Nepal’s generation capacity is growing at a significantly faster rate than its transmission network. Despite rapid growth in hydropower projects developed by both the state and IPPs, the construction of high-voltage corridors (400 kV and 220 kV lines) has not kept pace. This infrastructure gap has turned the transmission network into the single most significant bottleneck preventing Nepal from fully utilising and exporting its clean energy.
Q27. What are the consequences of this mismatch?
The generation-transmission mismatch produces three categories of harm:
- Stranded Generation Assets and Project Delays: New hydropower plants cannot deliver electricity because evacuation routes are not ready. Without guaranteed power evacuation corridors, commercial banks and lenders frequently refuse to grant financial closure, stranding projects even in the development phase.
- Curtailment and Energy Spillage: Completed hydropower plants are forced to waste or “spill” generated electricity, particularly during the monsoon season when generation peaks but the grid cannot absorb the output.
- Financial Losses and Missed Export Opportunities: The inability to evacuate power causes financial losses for developers, triggers disputes with the Nepal Electricity Authority (NEA), and results in lost cross-border electricity export revenue.
Q28. How does this mismatch specifically affect the West Seti corridor?

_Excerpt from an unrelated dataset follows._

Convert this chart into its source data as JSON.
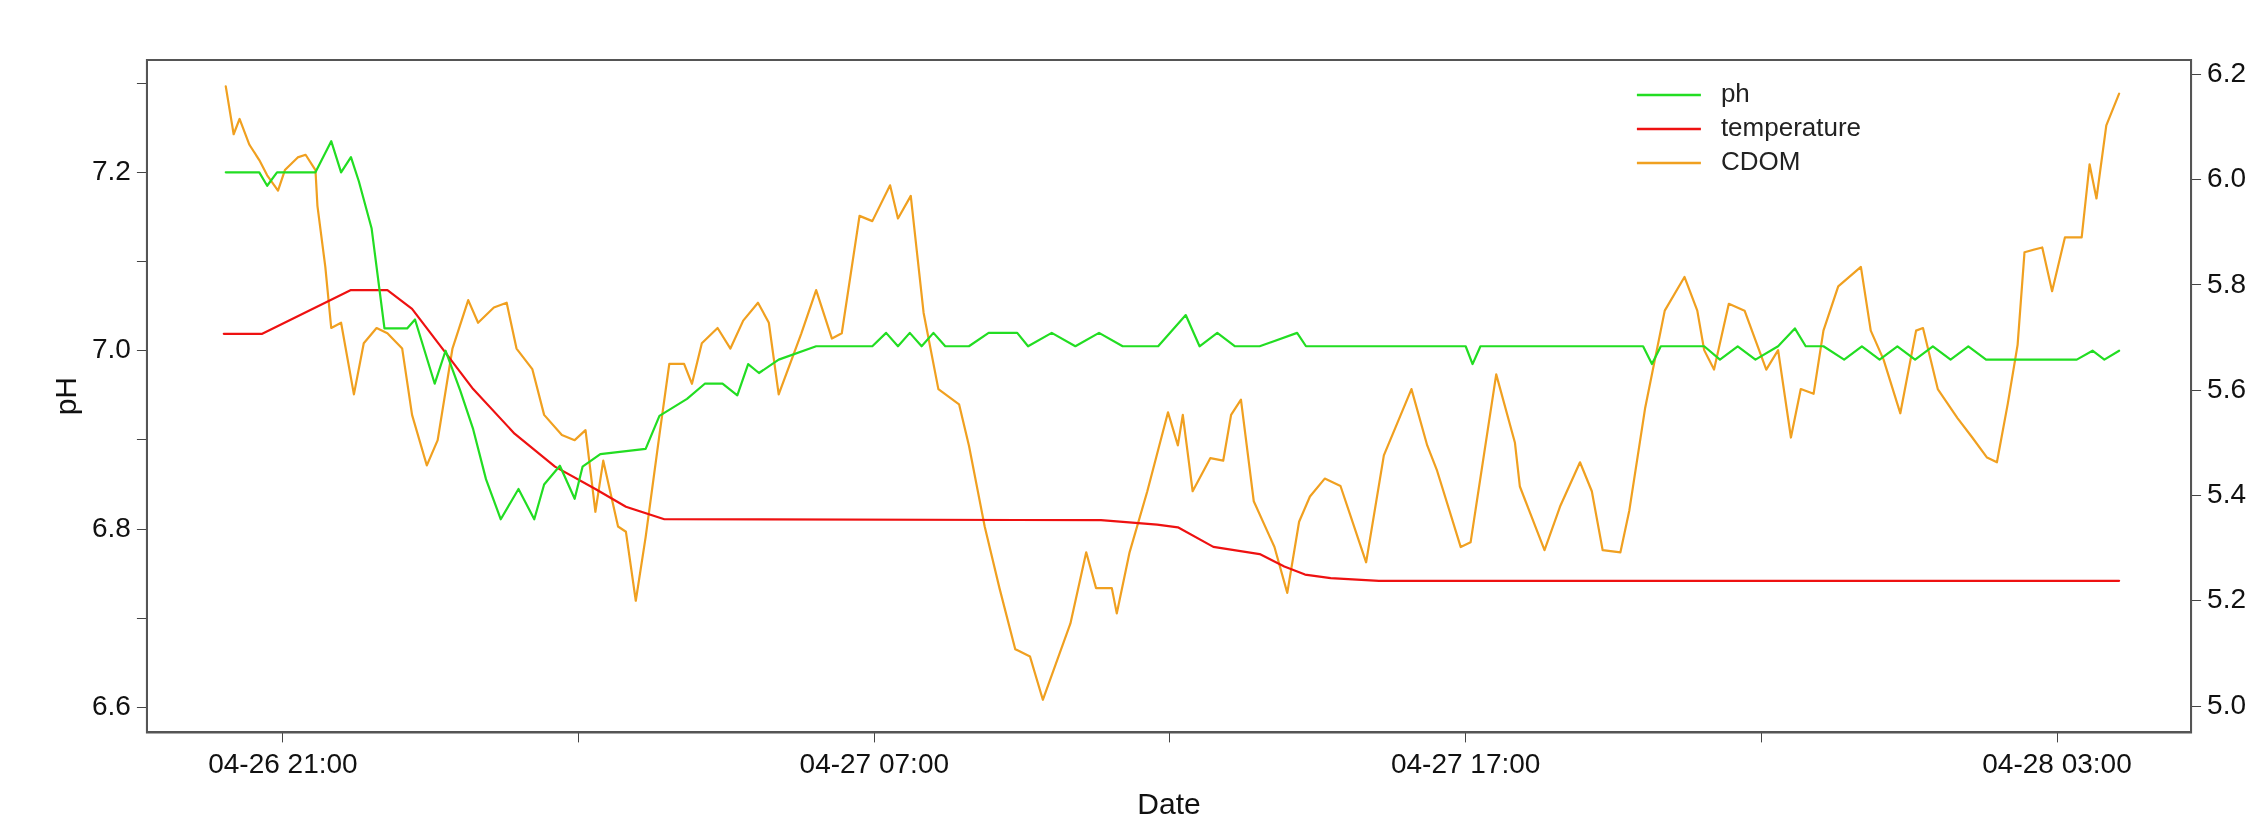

The West Seti 400 kV Transmission Line and the hydropower generation projects it is designed to serve are mutually codependent. Without the transmission line, the generation assets in the West Seti basin (approximately 2,500 MW) will remain completely stranded – unable to deliver power to the national grid or export markets. Conversely, without committed generation projects, the transmission line cannot generate the wheeling revenue needed to service its own debt and justify its USD 204.27 million investment. This circular dependency makes coordinated development of both generation and transmission infrastructure essential.
The West Seti corridor illustrates a broader systemic challenge: generation developers need a confirmed transmission line to achieve financial closure, while the transmission SPV needs confirmed generation commitments to demonstrate revenue viability to lenders. Breaking this “chicken-and-egg” deadlock requires coordinated government intervention.